The Fire Mitigation Project is an initiative by APS to help reduce the likelihood of fire caused by electrical equipment.

This project involves deployment of new fuses to minimize discharge, devices that communicate when power is interrupted and a software program that helps determine ground faults. In addition, Forestry & Special Programs began a pilot project in 2015 to create defensible space around equipment poles (DSAP). The goal is to remove combustible material within a 10-foot radius around the pole. In 2016, the group completed work on 11,300 poles and will add 7,700 poles to this pilot program in 2017.

Tree Replacement Program

It is sometimes necessary to remove tall trees growing under or near power lines.

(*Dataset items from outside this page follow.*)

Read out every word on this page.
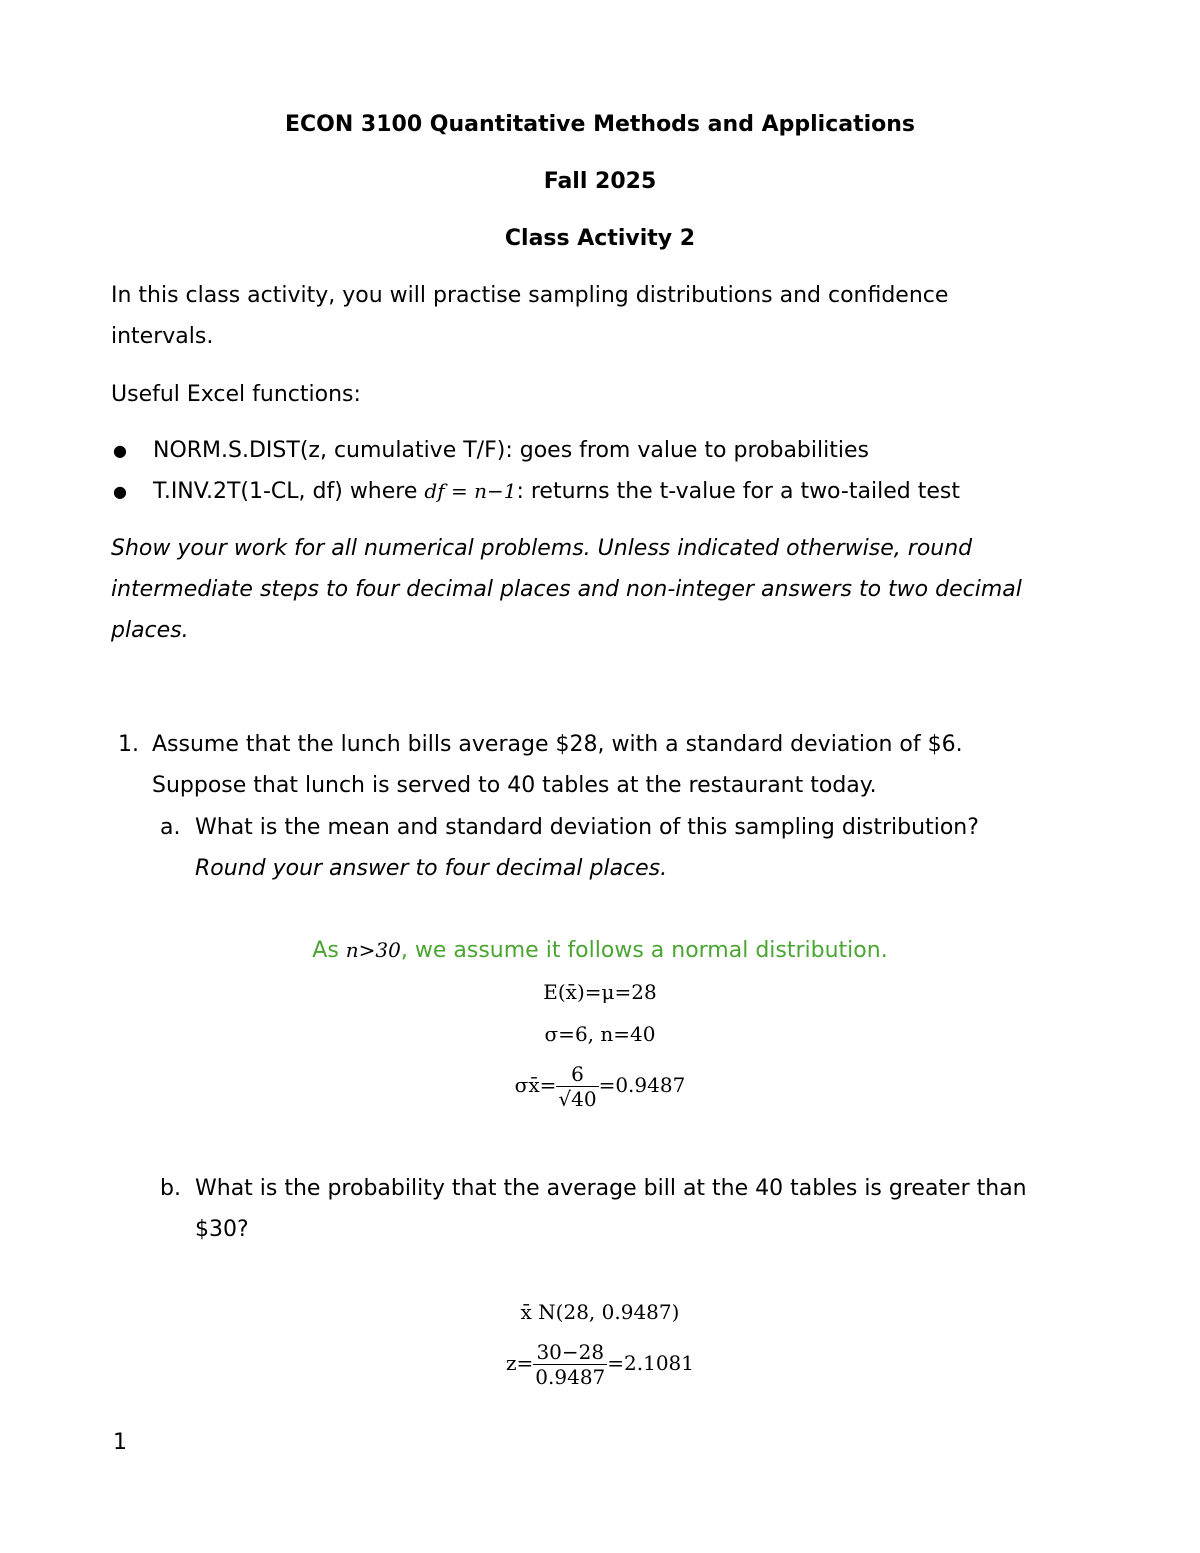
ECON 3100 Quantitative Methods and Applications
Fall 2025
Class Activity 2
In this class activity, you will practise sampling distributions and confidence
intervals.
Useful Excel functions:
● NORM.S.DIST(z, cumulative T/F): goes from value to probabilities
● T.INV.2T(1-CL, df) where df = n−1: returns the t-value for a two-tailed test
Show your work for all numerical problems. Unless indicated otherwise, round
intermediate steps to four decimal places and non-integer answers to two decimal
places.
1. Assume that the lunch bills average $28, with a standard deviation of $6.
Suppose that lunch is served to 40 tables at the restaurant today.
a. What is the mean and standard deviation of this sampling distribution?
Round your answer to four decimal places.
As n>30, we assume it follows a normal distribution.
E(x̄)=μ=28
σ=6, n=40
σx̄= $\frac{6}{√40} =0.9487$
b. What is the probability that the average bill at the 40 tables is greater than
$30?
x̄ N(28, 0.9487)
$z= \frac{30-28}{0.9487} =2.1081$
1
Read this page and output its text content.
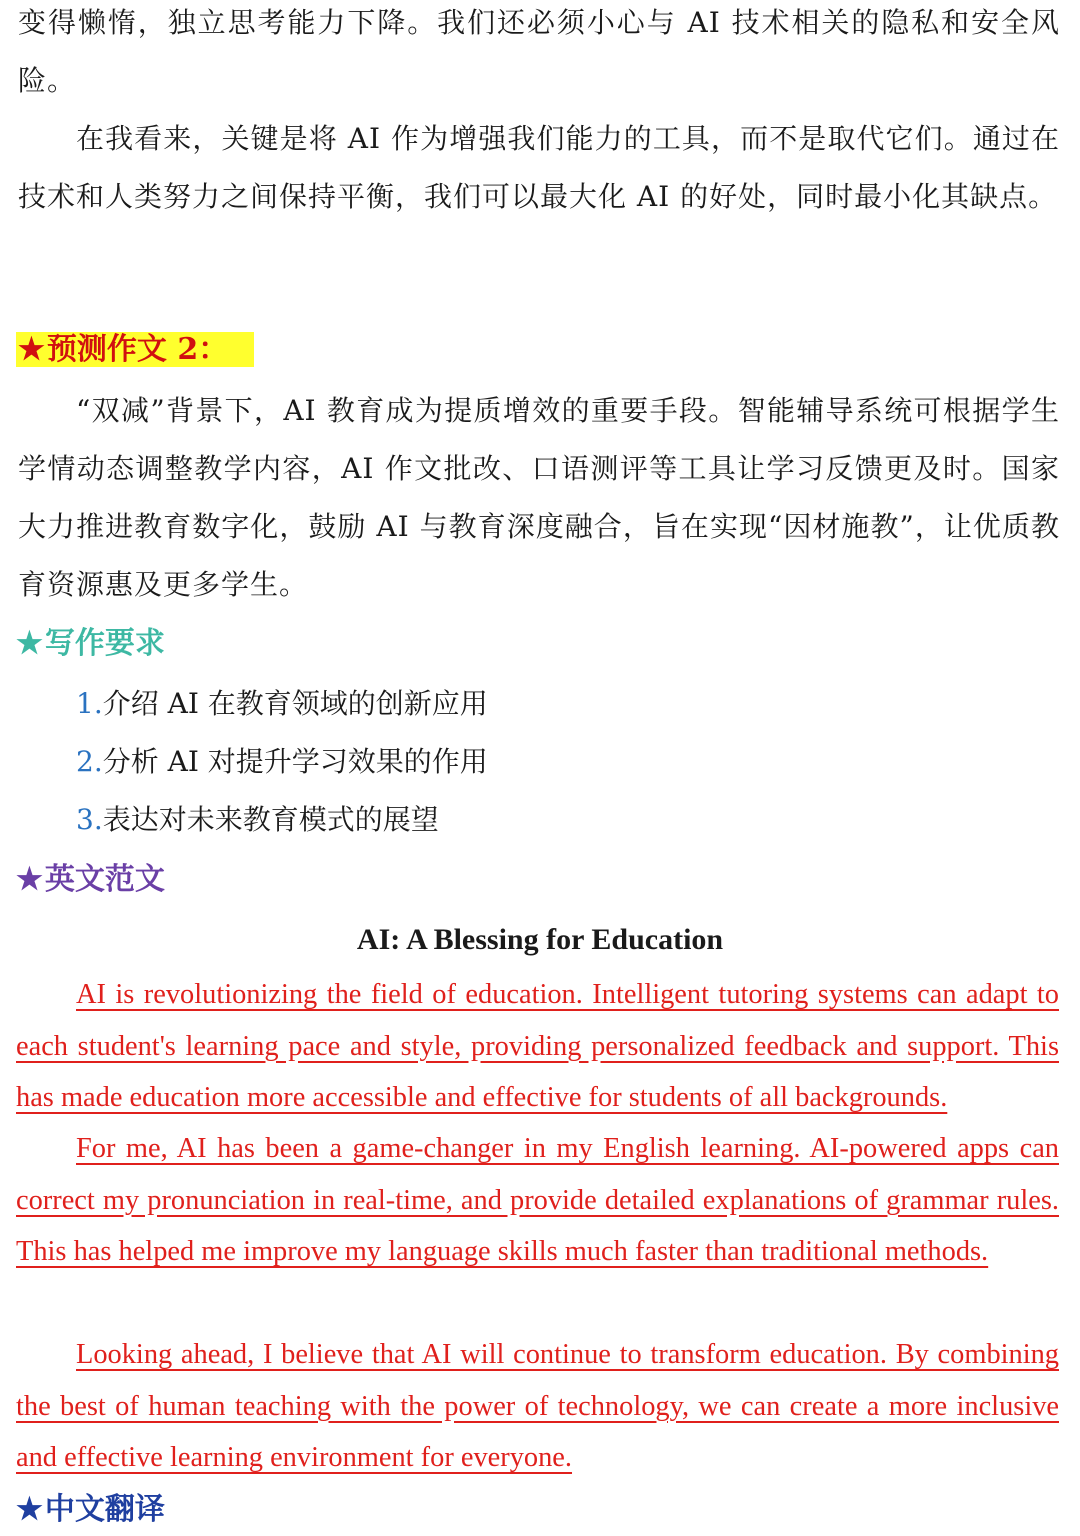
变得懒惰，独立思考能力下降。我们还必须小心与 AI 技术相关的隐私和安全风险。

在我看来，关键是将 AI 作为增强我们能力的工具，而不是取代它们。通过在技术和人类努力之间保持平衡，我们可以最大化 AI 的好处，同时最小化其缺点。

★预测作文 2：

“双减”背景下，AI 教育成为提质增效的重要手段。智能辅导系统可根据学生学情动态调整教学内容，AI 作文批改、口语测评等工具让学习反馈更及时。国家大力推进教育数字化，鼓励 AI 与教育深度融合，旨在实现“因材施教”，让优质教育资源惠及更多学生。

★写作要求

1.介绍 AI 在教育领域的创新应用

2.分析 AI 对提升学习效果的作用

3.表达对未来教育模式的展望

★英文范文
AI: A Blessing for Education

AI is revolutionizing the field of education. Intelligent tutoring systems can adapt to each student's learning pace and style, providing personalized feedback and support. This has made education more accessible and effective for students of all backgrounds.

For me, AI has been a game-changer in my English learning. AI-powered apps can correct my pronunciation in real-time, and provide detailed explanations of grammar rules. This has helped me improve my language skills much faster than traditional methods.

Looking ahead, I believe that AI will continue to transform education. By combining the best of human teaching with the power of technology, we can create a more inclusive and effective learning environment for everyone.

★中文翻译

In many circumstances, APS provides customers with low-growing replacement trees. In addition, APS educates and encourages communities to plant based on the APS “Right Tree, Right Place” brochure. The brochure is a homeowner’s guide to choosing and planting trees for a lifetime of beauty, safety and energy efficiency. Through this tree replacement program, APS supports the local plant nursery industry.

Arbor Day Celebrations

Forestry & Special Programs Department collaborates with the Arizona State Forestry Department in support of Arbor Day. Annually, APS hosts Arbor Day celebrations statewide at several local schools and municipal parks. These events involve an educational component about the importance of trees in the environment followed by a tree-planting ceremony on the school or park grounds. The Forestry & Special Programs Department divisions organize and participate in Arbor Day celebrations with communities and institutions within their respective service territories. APS has been a proud recipient of the Tree Line USA Award for the past 21 years in recognition of best practices in public and private utility arboriculture, demonstrating how trees and utilities can co-exist for the benefit of communities and citizens.